The scene at the funeral is equally telling. Instead of mourning, Peter concerns

himself only with the gestures of mourning: what signs he should be making, when

he should bow, and what he should say. He is not the only one guilty of this

crime, though. Ivan’s wife is more concerned with financial matters than the

grief over her husband. In a darkly comic scene, she confronts Peter about ways

she can get more money from the government, while absurdly faking like she is

choking back her tears. All of this transpires while Peter is wrestling with the

pouffe springs below him, saying "believe me." Neither Peter nor

Ivan’s wife appears to be concerned with anything but their own immediate

future. Even the leader of the service seems to be hiding some insecurity as she

booms out some unfeeling prayers. The only one in the entire service who seems

to be grieving is Ivan’s son. Yet he seems to be embarrassed by his grief, as he

looks "shamed facedly" at Peter like someone with impure thoughts. The

irony lies in the fact that he is probably the only one with anything close to

pure thoughts. Ivan’s life takes a sudden turn as he starts to feel the ill

effects of his curtain-hanging accident. He tries to forget about it as long as

he can by moving on with his pleasant and appropriate life. What drives him to

his realization, though, is the attitude of the others toward his illness. The

doctors assess him in their cold, pompous manner. They care more about their

abstract diagnoses than about Ivan’s personal pain. Tolstoi makes direct analogy

between Ivan’s cold, impersonal approach to law and the doctors’ callous and

unsympathetic bedside manner. This is the first step to Ivan’s realization. His

family is equally unresponsive to his pain. Their personal misfortune and

inconvenience dominate their feelings. As Ivan falls deeper into sickness, he

falls deeper into despair. He finally realizes the emptiness and unimportance of

his life.
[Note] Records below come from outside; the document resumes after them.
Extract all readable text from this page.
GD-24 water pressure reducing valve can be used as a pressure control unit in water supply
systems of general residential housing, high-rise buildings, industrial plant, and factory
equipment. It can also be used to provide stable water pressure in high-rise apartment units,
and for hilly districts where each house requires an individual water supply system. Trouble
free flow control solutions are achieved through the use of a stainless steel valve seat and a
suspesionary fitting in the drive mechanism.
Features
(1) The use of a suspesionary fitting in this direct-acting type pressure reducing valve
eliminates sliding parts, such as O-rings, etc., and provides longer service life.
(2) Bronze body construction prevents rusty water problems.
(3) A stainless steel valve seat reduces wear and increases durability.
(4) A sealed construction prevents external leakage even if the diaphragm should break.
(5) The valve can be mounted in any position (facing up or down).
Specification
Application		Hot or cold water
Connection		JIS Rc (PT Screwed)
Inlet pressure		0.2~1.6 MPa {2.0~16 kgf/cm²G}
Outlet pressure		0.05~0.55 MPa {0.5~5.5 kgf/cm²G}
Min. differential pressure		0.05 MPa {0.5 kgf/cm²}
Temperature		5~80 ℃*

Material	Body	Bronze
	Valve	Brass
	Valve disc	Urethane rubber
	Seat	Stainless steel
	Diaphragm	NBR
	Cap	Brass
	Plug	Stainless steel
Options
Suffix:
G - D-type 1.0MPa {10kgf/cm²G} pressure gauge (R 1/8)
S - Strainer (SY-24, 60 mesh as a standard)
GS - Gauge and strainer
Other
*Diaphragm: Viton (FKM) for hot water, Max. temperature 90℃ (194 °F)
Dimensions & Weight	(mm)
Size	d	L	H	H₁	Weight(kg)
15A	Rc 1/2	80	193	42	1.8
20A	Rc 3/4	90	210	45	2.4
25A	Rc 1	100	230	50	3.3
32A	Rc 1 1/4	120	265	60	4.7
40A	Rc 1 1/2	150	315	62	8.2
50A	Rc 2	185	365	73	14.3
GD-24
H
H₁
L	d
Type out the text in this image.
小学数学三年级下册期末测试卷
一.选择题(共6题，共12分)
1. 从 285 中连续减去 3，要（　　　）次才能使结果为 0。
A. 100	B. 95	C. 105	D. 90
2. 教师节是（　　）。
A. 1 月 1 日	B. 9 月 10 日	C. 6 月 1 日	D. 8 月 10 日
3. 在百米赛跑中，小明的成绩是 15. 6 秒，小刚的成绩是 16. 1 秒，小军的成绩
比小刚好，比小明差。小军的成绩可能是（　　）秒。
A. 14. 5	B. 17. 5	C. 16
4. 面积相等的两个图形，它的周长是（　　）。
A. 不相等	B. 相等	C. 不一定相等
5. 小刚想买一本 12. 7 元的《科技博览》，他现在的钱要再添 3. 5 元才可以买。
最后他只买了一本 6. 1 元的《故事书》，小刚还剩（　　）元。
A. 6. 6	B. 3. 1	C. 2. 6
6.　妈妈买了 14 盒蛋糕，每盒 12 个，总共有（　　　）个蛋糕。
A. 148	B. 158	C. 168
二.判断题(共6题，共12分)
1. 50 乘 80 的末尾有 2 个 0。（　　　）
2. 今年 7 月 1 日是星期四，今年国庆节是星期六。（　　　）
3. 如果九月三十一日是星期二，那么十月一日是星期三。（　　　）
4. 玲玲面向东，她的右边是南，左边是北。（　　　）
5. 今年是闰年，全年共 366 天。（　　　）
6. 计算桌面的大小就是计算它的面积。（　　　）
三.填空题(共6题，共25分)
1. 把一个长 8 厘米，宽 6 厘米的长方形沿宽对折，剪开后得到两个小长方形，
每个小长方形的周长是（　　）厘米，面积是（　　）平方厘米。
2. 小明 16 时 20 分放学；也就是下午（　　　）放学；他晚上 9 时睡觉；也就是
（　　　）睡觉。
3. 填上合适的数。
He curses the curtains — the symbol of his vanity — which killed

him. He retreats from his family, wanting only Gerasim for comfort. He cannot

deny the pain of his sickness or his failed life any longer. He finds

enlightenment right before his death. He comes to the conclusion that his death

is meaningless and worth nothing since his life was meaningless and worth

nothing. "The Death of Ivan Ilych" is about how people get so caught

up in trying to live the way society tells them too.